A polarização e o caráter incomum das eleições deste ano, com a prisão política do ex-presidente Luiz Inácio Lula da Silva (PT) e o impedimento de participar da disputa, trouxe para o debate público o chamado "voto útil". Esse é o voto que acontece quando o eleitor se orienta pelo objetivo de derrotar um adversário específico, mesmo que isso signifique votar em um candidato no qual não tem profunda convicção política.
Analistas apontam que o voto útil, também chamado de voto estratégico, pode influenciar diretamente nos resultados do primeiro turno.
Para Geraldo Tadeu Monteiro, coordenador do Centro Brasileiro de Estudos e Pesquisas sobre a Democracia (Cebrad) da Universidade do Estado do Rio de Janeiro (UERJ), o voto útil é mais de negação do que afirmação. “Tem uma candidatura marcadamente à direita com volume expressivo de intenções de voto e há o crescimento de uma candidatura oposta, à esquerda, criando um cenário de polarização no primeiro turno. O que deixa uma parte do eleitorado, especialmente o de centro, em um dilema político muito grande”, opina.
A pesquisa Datafolha divulgada nesta quinta-feira (20) apontou Fernando Haddad (PT) e Jair Bolsonaro (PSL) como favoritos ao segundo turno. Enquanto o candidato petista cresceu 3% desde o último levantamento e está com 16%, Bolsonaro cresceu 2% e está com 28% das intenções de voto. Ciro Gomes (PDT) e Geraldo Alckmin (PSDB) mantiveram os índices de 13% e 9%, respectivamente. Marina Silva (Rede) caiu um ponto e apresenta 7% das intenções de voto.
O dirigente da Consulta Popular e doutor em Serviço Social Eduardo Mara também aponta a polarização, com projetos políticos radicalmente distintos de país, como elemento fundamental para avaliar a questão do voto útil.

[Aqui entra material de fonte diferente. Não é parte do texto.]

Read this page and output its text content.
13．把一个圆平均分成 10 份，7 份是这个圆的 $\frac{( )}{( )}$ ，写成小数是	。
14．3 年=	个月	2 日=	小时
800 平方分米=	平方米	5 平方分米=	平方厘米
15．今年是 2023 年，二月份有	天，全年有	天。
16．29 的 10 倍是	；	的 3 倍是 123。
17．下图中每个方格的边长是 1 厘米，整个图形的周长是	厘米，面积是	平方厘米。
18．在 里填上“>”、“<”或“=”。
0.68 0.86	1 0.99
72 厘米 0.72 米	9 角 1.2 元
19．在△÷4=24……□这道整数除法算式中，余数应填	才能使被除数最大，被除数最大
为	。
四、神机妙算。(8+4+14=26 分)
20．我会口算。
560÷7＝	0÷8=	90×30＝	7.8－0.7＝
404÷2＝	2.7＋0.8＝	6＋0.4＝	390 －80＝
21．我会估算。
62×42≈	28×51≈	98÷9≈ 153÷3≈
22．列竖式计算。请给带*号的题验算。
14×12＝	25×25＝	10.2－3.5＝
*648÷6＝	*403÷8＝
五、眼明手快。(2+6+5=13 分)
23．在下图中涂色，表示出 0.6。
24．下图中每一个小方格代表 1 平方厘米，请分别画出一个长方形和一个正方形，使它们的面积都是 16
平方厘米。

Mara acrescenta que será necessário mobilização popular após as eleições.
Para ele, a discussão do voto útil sobre a escolha entre Fernando Haddad e Ciro Gomes para um segundo turno contra Bolsonaro é uma “miopia”. Mara avalia que há um discurso de inviabilidade por parte dos que condenam o golpe de 2016 e querem a retomada da democracia, afirmando que uma candidatura de Haddad não tenha chances de governar.
“Não haverá normalidade institucional sem retomar a democracia. E retomar a democracia exigirá de nós grandes mobilizações e capacidade de um governo popular de estimular essas manifestações pela democracia. É uma ilusão achar que investir em voto útil em outra candidatura trará uma normalidade e calma depois da eleição. Porque para reconstruir a democracia será necessário muita participação popular, muito debate de projeto de país, ou seja, as lutas pela democracia não vão terminar dia 7 de outubro”, considera.
Altos índices de rejeição
A pesquisa Datafolha aponta também que estas eleições presidenciais estão marcadas por altos índices de rejeição. Jair Bolsonaro é o mais rejeitado (43%), seguido por Marina (32%), Haddad (29%), Alckmin (24%) e Ciro (22%). Os resultados somam mais de 100% porque o entrevistado pôde citar mais de um candidato no qual não votaria em nenhuma hipótese.
Eduardo Mara avalia que o crescimento de votos em Bolsonaro está relacionado com o aumento de sua rejeição, especialmente por parte de setores que combatem as propostas ultra-conservadoras e antidemocráticas do militar da reserva. Ele lembra que há também um campo democrático que se mobiliza contra a ruptura democrática de 2016 e avalia que a figura que representa este campo é o ex-presidente Lula, impedido de concorrer, mas que apoia a candidatura de Haddad.
"Este polo democrático acumula votos e tende a transferir votos de outras candidaturas de centro para esta de esquerda, que é a do PT. Isso também carrega uma rejeição dos setores antidemocráticos à esta proposta, ou do antipetismo, que foi estimulado pela direita e pelo monopólio da mídia”, afirma.
No entanto, o pesquisador Monteiro avalia que o crescimento de Haddad interfere no voto de outros eleitores. "É provável que o crescimento do Bolsonaro tenha retirado votos do Alckmin e Marina, o que explica em partes a queda dos dois. Por outro lado, o crescimento do Haddad coloca para o eleitor de centro-direita o dilema de apoiar o Bolsonaro em função do crescimento de um candidato à esquerda", considera.